SOMC Hospice gives patient the ride of her lifePosted on 08/02/2019

Virginia Hammond is a patient at SOMC Hospice, and there’s something she wants people to know about her experience with end-of-life care: She loves it.

“I’ve always thought, if you’re going to stand up for something you’ve got to put your face out there and you’ve got to let other people know about it,” she said. “I tell people in the store about this!”

Virginia said she felt that way almost immediately, but her feelings have managed to grow even stronger with time.

“I think it’s great. I have friends here. They love me, they cry with me, they talk to me… They really make you feel like somebody.”

That relationship is why she was not surprised at all when her friends at hospice made one of her dreams come true during the 2019 Hospice Memorial Ride. She is used to them taking care of her and even compares their treatment of her to the way one might look after their child. So, when she expressed a desire to actually ride in the event, there was little question that they would make it happen.
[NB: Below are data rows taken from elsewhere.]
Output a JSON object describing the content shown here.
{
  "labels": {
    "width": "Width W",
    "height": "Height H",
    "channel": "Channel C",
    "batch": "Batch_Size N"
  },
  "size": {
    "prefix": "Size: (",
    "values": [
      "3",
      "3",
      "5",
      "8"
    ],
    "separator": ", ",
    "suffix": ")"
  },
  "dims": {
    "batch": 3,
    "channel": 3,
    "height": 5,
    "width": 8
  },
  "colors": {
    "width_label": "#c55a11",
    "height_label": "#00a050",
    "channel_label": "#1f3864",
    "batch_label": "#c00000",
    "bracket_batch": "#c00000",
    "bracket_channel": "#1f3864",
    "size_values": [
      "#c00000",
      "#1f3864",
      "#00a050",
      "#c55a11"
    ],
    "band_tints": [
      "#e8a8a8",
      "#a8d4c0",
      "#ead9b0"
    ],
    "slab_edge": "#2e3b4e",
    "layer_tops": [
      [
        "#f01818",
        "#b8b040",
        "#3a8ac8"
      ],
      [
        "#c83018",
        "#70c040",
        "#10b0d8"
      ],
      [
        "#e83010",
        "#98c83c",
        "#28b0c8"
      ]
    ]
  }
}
Before the riders left SOMC’s East Campus, Virginia was helped onto the back of a motorcycle and driven around the parking lot. As someone who grew up riding motorcycles, it was an important experience to check off her list. After the event, staff gifted her a photo of the moment and it was quickly put on display in her room.

It’s that compassion and thoughtfulness that endears SOMC Hospice to so many people. It’s why the program draws huge crowds at Hike for Hospice and the Hospice Memorial Ride. It’s why the community donated $3 million so the facilities could be renovated and expanded.
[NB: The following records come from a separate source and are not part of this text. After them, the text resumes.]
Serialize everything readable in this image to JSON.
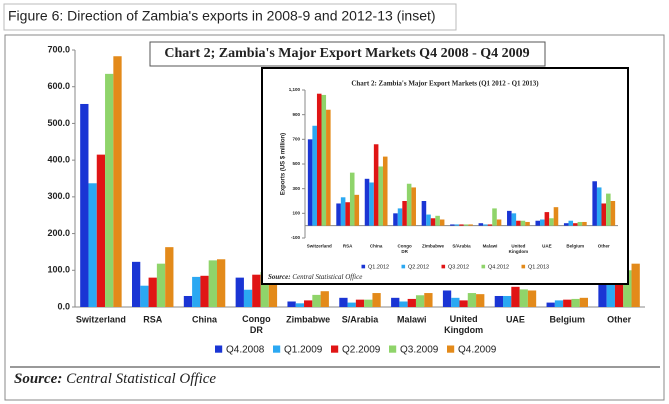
{
  "figure_caption": "Figure 6: Direction of Zambia's exports in 2008-9 and 2012-13 (inset)",
  "chart_data": [
    {
      "type": "bar",
      "title": "Chart 2; Zambia's Major Export Markets Q4 2008 - Q4 2009",
      "categories": [
        "Switzerland",
        "RSA",
        "China",
        "Congo DR",
        "Zimbabwe",
        "S/Arabia",
        "Malawi",
        "United Kingdom",
        "UAE",
        "Belgium",
        "Other"
      ],
      "series": [
        {
          "name": "Q4.2008",
          "color": "#1a35d4",
          "values": [
            553,
            123,
            30,
            80,
            15,
            25,
            25,
            45,
            30,
            12,
            100
          ]
        },
        {
          "name": "Q1.2009",
          "color": "#2ba8f2",
          "values": [
            337,
            58,
            82,
            47,
            10,
            12,
            15,
            25,
            30,
            18,
            90
          ]
        },
        {
          "name": "Q2.2009",
          "color": "#e01515",
          "values": [
            415,
            80,
            85,
            88,
            18,
            20,
            22,
            18,
            55,
            20,
            80
          ]
        },
        {
          "name": "Q3.2009",
          "color": "#8fd46a",
          "values": [
            635,
            118,
            127,
            95,
            33,
            20,
            32,
            38,
            48,
            22,
            100
          ]
        },
        {
          "name": "Q4.2009",
          "color": "#e38a1a",
          "values": [
            683,
            163,
            130,
            90,
            43,
            38,
            38,
            35,
            45,
            25,
            118
          ]
        }
      ],
      "ylim": [
        0,
        700
      ],
      "yticks": [
        {
          "value": 0,
          "label": "0.0"
        },
        {
          "value": 100,
          "label": "100.0"
        },
        {
          "value": 200,
          "label": "200.0"
        },
        {
          "value": 300,
          "label": "300.0"
        },
        {
          "value": 400,
          "label": "400.0"
        },
        {
          "value": 500,
          "label": "500.0"
        },
        {
          "value": 600,
          "label": "600.0"
        },
        {
          "value": 700,
          "label": "700.0"
        }
      ],
      "grid": false,
      "source_label": "Source:",
      "source": "Central Statistical Office"
    },
    {
      "type": "bar",
      "title": "Chart 2: Zambia's Major Export Markets (Q1 2012 - Q1 2013)",
      "y_label": "Exports (US $ million)",
      "categories": [
        "Switzerland",
        "RSA",
        "China",
        "Congo DR",
        "Zimbabwe",
        "S/Arabia",
        "Malawi",
        "United Kingdom",
        "UAE",
        "Belgium",
        "Other"
      ],
      "series": [
        {
          "name": "Q1.2012",
          "color": "#1a35d4",
          "values": [
            700,
            180,
            380,
            100,
            200,
            10,
            20,
            120,
            40,
            20,
            360
          ]
        },
        {
          "name": "Q2.2012",
          "color": "#2ba8f2",
          "values": [
            810,
            230,
            350,
            140,
            90,
            10,
            10,
            100,
            50,
            40,
            310
          ]
        },
        {
          "name": "Q3.2012",
          "color": "#e01515",
          "values": [
            1070,
            190,
            660,
            200,
            60,
            10,
            10,
            40,
            110,
            20,
            180
          ]
        },
        {
          "name": "Q4.2012",
          "color": "#8fd46a",
          "values": [
            1060,
            430,
            480,
            340,
            80,
            10,
            140,
            40,
            60,
            30,
            260
          ]
        },
        {
          "name": "Q1.2013",
          "color": "#e38a1a",
          "values": [
            940,
            250,
            560,
            310,
            50,
            10,
            50,
            30,
            150,
            30,
            200
          ]
        }
      ],
      "ylim": [
        -100,
        1100
      ],
      "yticks": [
        -100,
        100,
        300,
        500,
        700,
        900,
        {
          "value": 1100,
          "label": "1,100"
        }
      ],
      "grid": false,
      "source_label": "Source:",
      "source": "Central Statistical Office"
    }
  ]
}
And it’s why patients like Virginia Hammond come to regard the staff not as her caregivers, but as her friends. She’s even added them on Facebook.
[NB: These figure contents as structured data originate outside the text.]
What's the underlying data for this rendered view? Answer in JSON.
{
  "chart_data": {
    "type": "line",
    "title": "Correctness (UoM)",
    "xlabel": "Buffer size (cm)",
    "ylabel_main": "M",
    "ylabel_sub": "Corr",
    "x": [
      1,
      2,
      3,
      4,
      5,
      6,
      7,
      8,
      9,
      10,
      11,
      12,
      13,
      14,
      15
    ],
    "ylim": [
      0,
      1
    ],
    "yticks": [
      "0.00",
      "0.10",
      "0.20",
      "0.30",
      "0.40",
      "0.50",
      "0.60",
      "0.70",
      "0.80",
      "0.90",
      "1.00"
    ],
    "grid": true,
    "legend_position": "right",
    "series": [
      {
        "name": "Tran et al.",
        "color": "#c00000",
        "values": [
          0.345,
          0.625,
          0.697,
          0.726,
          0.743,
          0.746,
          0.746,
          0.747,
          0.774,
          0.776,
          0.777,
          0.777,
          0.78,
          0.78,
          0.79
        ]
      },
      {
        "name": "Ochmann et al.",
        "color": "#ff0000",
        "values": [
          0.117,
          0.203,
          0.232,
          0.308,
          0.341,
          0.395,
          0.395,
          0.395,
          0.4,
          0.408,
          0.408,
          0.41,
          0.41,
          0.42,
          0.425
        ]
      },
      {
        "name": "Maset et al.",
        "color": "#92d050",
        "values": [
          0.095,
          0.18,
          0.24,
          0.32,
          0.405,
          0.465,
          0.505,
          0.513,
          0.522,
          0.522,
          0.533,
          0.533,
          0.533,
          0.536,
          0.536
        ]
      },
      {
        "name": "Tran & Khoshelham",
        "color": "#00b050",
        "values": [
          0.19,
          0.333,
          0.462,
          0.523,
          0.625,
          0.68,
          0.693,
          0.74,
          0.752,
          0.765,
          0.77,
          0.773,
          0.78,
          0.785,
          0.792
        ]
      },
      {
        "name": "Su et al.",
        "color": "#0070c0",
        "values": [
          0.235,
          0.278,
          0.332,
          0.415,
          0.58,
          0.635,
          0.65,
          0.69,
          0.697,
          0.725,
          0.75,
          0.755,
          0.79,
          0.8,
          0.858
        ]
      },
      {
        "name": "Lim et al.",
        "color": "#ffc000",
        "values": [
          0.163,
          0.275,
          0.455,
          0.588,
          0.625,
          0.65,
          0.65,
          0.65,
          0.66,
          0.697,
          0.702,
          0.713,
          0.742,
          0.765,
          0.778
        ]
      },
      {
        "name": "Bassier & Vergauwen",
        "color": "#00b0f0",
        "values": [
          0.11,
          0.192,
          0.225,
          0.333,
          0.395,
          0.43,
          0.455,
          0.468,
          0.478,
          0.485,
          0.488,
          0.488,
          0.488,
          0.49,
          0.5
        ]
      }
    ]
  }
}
“I come over here and it’s like, wow! They’re so glad to see me,” Virginia said. “It’s like we’re really good friends.”

As in any good relationship, though, Virginia also keeps in mind how the experience must be for those on the other side. She expressed sympathy for her nurses, understanding the emotional impact of forging deep connections with patients receiving end-of-life care. To her, it’s just another example of the quality of their character.

“They take a lot of it in stride because they have to,” she said. “I feel for them. I have empathy for them… It takes a special person to do this. They’re going to have to be soft. And warm. And cuddly.”

They have to be the kind of person to make a patient feel so loved that they want to tell everyone they meet, even the ones they just come across in the store.